Key Experimental Results¶
Main Results: Office-Caltech-10 with various FL methods + FedRDN¶
| Baseline Method | Original Avg | +Traditional Norm | +FedMix | +FedRDN |
|---|---|---|---|---|
| FedAvg | 62.51 | 61.46↓ | 63.59↑1.1 | 69.80↑7.3 |
| FedProx | 61.84 | 62.57↑0.7 | 63.92↑2.1 | 69.71↑7.9 |
| FedNova | 60.71 | 63.15↑2.4 | 63.20↑2.5 | 69.40↑8.7 |
Ablation Study (DomainNet)¶
| Baseline Method | Original Avg | +FedRDN |
|---|---|---|
| FedAvg | 42.32 | 43.55↑1.2 |
| FedProx | 42.85 | 44.63↑1.8 |
Key Findings¶
- Consistent Improvements: FedRDN brings positive gains across all tested FL methods with no negative cases.
- Improvement Margins Far Exceed Other Augmentations: On Office-Caltech-10, it achieves +7.3% vs. +1.1% for FedMix and -1.1% for traditional normalization.
- Traditional Normalization Can Be Harmful: In certain setups, fixed statistics actually degrade performance (FedAvg -1.05%), indicating that the key lies in the "randomness" rather than "normalization" itself.
- Equally Effective on MRI Segmentation (ISIC Skin Cancer Detection): The AUC increases from 74.0 to 77.6.
- Complementary to FedFA: It can be stacked with FedFA because they operate at the input level and the feature level, respectively.
Highlights & Insights¶
- Extreme Simplicity: The entire core of the method is a single line of code—changing
Normalize(fixed_mean, fixed_std)toNormalize(random_mean, random_std). However, the insight is profound. - Thinking about FL from a Data Perspective: While the vast majority of FL research focuses on optimization/aggregation strategies, this paper returns to the data itself: "If distribution skew is caused by the data, why not handle the data directly?"
- Randomness is Key: Instead of normalizing with some "optimal" statistics, the method performs random selection. This allows the model to observe from multiple distributional perspectives, similar to the randomness principle in data augmentation.
Limitations & Future Work¶
- It only validates feature distribution skew scenarios, leaving label distribution skew and joint skew untested.
- The statistics are calculated only once before training and are not dynamically updated as the model trains.
- The improvement margin on large-scale datasets (such as DomainNet 6 domains) is relatively small (+1.2%), possibly due to insufficient granularity of the statistics.
- Channel-wise statistics may be insufficient to capture complex distributional differences (such as spatial structure differences).
Rating¶
- Novelty: ⭐⭐⭐⭐ Strikingly simple method with profound insight—the idea of using random normalization for distribution augmentation is highly novel.

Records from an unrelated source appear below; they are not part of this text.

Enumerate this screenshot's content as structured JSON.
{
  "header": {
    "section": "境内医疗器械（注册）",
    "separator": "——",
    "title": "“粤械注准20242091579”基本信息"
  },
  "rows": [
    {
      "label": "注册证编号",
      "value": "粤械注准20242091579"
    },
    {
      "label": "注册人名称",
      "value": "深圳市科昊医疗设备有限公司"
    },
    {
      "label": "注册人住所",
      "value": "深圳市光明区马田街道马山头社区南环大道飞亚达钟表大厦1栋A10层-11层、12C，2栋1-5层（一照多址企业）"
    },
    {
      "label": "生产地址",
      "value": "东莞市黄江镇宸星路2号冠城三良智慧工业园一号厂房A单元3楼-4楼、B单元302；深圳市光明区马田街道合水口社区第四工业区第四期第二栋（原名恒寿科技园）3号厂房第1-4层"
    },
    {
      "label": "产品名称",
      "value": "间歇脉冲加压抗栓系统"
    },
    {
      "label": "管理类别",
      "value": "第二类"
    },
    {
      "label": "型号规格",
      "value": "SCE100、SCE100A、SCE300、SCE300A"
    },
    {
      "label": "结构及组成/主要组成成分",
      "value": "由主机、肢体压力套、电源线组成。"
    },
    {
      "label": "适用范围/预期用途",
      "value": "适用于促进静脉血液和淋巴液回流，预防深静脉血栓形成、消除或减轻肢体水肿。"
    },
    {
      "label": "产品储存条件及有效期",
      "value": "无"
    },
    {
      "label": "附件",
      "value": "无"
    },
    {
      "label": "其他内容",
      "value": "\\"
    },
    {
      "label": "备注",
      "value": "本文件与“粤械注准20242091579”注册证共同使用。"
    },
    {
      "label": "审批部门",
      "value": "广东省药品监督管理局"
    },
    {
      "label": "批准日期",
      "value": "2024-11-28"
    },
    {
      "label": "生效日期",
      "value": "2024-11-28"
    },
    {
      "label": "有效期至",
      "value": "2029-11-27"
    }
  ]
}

- Experimental Thoroughness: ⭐⭐⭐⭐ Evaluated on 3 datasets, 6 FL methods, and compared with 4 augmentation methods, though it lacks verification on more non-IID scenarios.
- Writing Quality: ⭐⭐⭐⭐ The methodology is clearly described, and the pseudocode in the Algorithm is concise.
- Value: ⭐⭐⭐⭐⭐ Plug-and-play, zero extra overhead, privacy-secure, and consistent improvements—highly adopting-ready for FL practitioners.